Y así, la desacertada presidencia Duque condujo a la primera presidencia de izquierda en la historia de Colombia. Quiero aquí anotar que califiqué como desacertada la presidencia del señor Duque para dejar en claro que entiendo que, para algunos colombianos, esta presidencia fue efectiva y para otros desastrosa. Lo que sí creo acertado afirmar, es que fue desacertada. Porque no dejó ver a los ciudadanos que los (posibles) avances que (quizá) ocurrieron, condujeron a una mejoría en la situación de la mayoría. La prueba está, obviamente, en los resultados de las elecciones que llevaron a la presidencia al líder de una oposición por décadas estigmatizada.

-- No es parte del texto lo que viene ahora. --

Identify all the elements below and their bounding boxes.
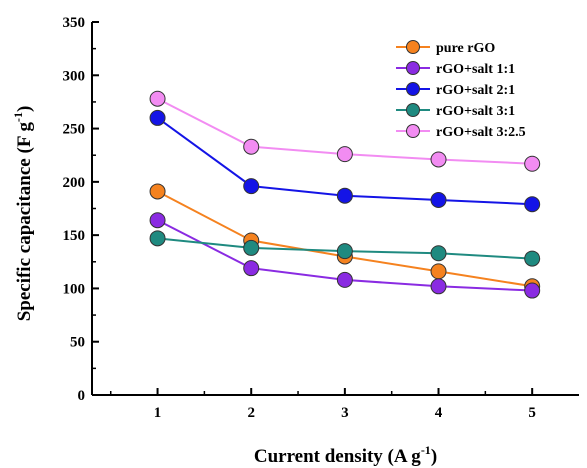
- legend-label: rGO+salt 1:1: [436, 62, 515, 77]
- y-axis: 0 50 100 150 200 250 300 350: [63, 15, 99, 404]
- data-point: [149, 109, 166, 126]
- data-point: [524, 196, 541, 213]
- x-axis-title-superscript: -1: [421, 443, 431, 457]
- data-point: [149, 183, 166, 200]
- data-point: [524, 282, 541, 299]
- legend-label: rGO+salt 3:2.5: [436, 125, 526, 140]
- data-point: [336, 271, 353, 288]
- legend-label: rGO+salt 2:1: [436, 83, 515, 98]
- data-point: [430, 151, 447, 168]
- series-layer: [149, 90, 541, 299]
- legend-label: rGO+salt 3:1: [436, 104, 515, 119]
- y-tick-label: 150: [63, 228, 86, 244]
- x-tick-label: 3: [341, 405, 349, 421]
- legend-item: rGO+salt 2:1: [396, 82, 515, 98]
- x-tick-label: 5: [528, 405, 536, 421]
- data-point: [336, 243, 353, 260]
- y-tick-label: 250: [63, 122, 86, 138]
- x-axis-title: Current density (A g-1): [254, 443, 437, 467]
- x-tick-label: 1: [154, 405, 162, 421]
- data-point: [149, 212, 166, 229]
- legend-item: rGO+salt 3:2.5: [396, 124, 526, 140]
- x-axis-title-close: ): [431, 446, 437, 467]
- data-point: [336, 146, 353, 163]
- legend-label: pure rGO: [436, 41, 495, 56]
- legend-marker: [406, 40, 420, 54]
- data-point: [149, 230, 166, 247]
- y-tick-label: 50: [70, 335, 85, 351]
- data-point: [430, 191, 447, 208]
- legend-item: rGO+salt 3:1: [396, 103, 515, 119]
- y-axis-title: Specific capacitance (F g-1): [11, 106, 35, 322]
- y-axis-title-main: Specific capacitance (F g: [14, 122, 35, 322]
- data-point: [430, 263, 447, 280]
- y-axis-title-close: ): [14, 106, 35, 112]
- x-axis-title-main: Current density (A g: [254, 446, 421, 467]
- series-markers: [149, 230, 541, 267]
- data-point: [524, 155, 541, 172]
- data-point: [149, 90, 166, 107]
- x-tick-label: 2: [247, 405, 255, 421]
- legend-marker: [406, 124, 420, 138]
- data-point: [524, 250, 541, 267]
- legend-item: rGO+salt 1:1: [396, 61, 515, 77]
- x-tick-label: 4: [435, 405, 443, 421]
- legend-item: pure rGO: [396, 40, 495, 56]
- plot-area: [91, 22, 579, 396]
- data-point: [243, 260, 260, 277]
- x-axis: 1 2 3 4 5: [109, 388, 536, 421]
- data-point: [243, 138, 260, 155]
- legend-marker: [406, 82, 420, 96]
- series-markers: [149, 212, 541, 299]
- legend-marker: [406, 61, 420, 75]
- legend: pure rGO rGO+salt 1:1 rGO+salt 2:1 rGO+salt…: [396, 40, 526, 140]
- data-point: [430, 278, 447, 295]
- y-tick-label: 200: [63, 175, 86, 191]
- data-point: [243, 239, 260, 256]
- series-markers: [149, 109, 541, 213]
- legend-marker: [406, 103, 420, 117]
- y-tick-label: 100: [63, 281, 86, 297]
- data-point: [430, 245, 447, 262]
- series-markers: [149, 90, 541, 172]
- y-tick-label: 0: [78, 388, 86, 404]
- y-tick-label: 300: [63, 68, 86, 84]
- y-axis-title-superscript: -1: [11, 112, 25, 122]
- data-point: [336, 187, 353, 204]
- data-point: [243, 178, 260, 195]
- y-tick-label: 350: [63, 15, 86, 31]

El aumento del costo de la vida, la falta de oportunidades, el deterioro de las instituciones, el estancamiento social y económico de un segmento enorme de la población son manifestaciones visibles de la inefectividad de una presidencia. Que a Duque le tocó la pandemia, que cayó (o que subió) el precio del petróleo, que aumentó el PIB, que disminuyó o aumentó la deuda pública son situaciones que influyen en la decisión de los electores tanto como la temperatura del sol. El voto en las elecciones del 2022 reflejó las primeras consideraciones, no las segundas.
Ahora está para concluir el primer gobierno izquierdista de Colombia sin (discutiblemente) haber cumplido las expectativas y manchado por escándalos inexcusables. Resulta necesario recordar, entonces, que por más de dos siglos nos prometieron, cada cuatro años, “con este presidente sí va a mejorar la situación”. Mejoras que nunca llegaron. Que con Petro se repita una vez más esta historia será igualmente insuficiente para que sus seguidores descalifiquen a su candidato en las elecciones venideras.
Pero triunfante o derrotado en la elección presidencial, es muy probable que el establecimiento político tradicional continúe controlando el congreso colombiano. Ojalá, triunfante o derrotado, reconozca este establecimiento que no es posible ignorar que la sociedad ya logró su primer triunfo y que no está dispuesta a regresar a su pasado de sumisión. Y que si este control se complementa con un presidente desconectado de la realidad, que persiste en aplastar las ilusiones de un pueblo que finalmente ha despertado a su poder, será esta la explicación de por qué desembocamos en un régimen de terror que nos hará añorar la relativa paz de hoy. O, alternativamente, por qué terminamos imitando la tragedia de nuestro vecino país, en donde una masa desorientada y enceguecida por la indignación busque redención en un sátrapa carismático pero ignorante que termine destruyendo el limitado progreso social que hemos logrado en doscientos años de independencia.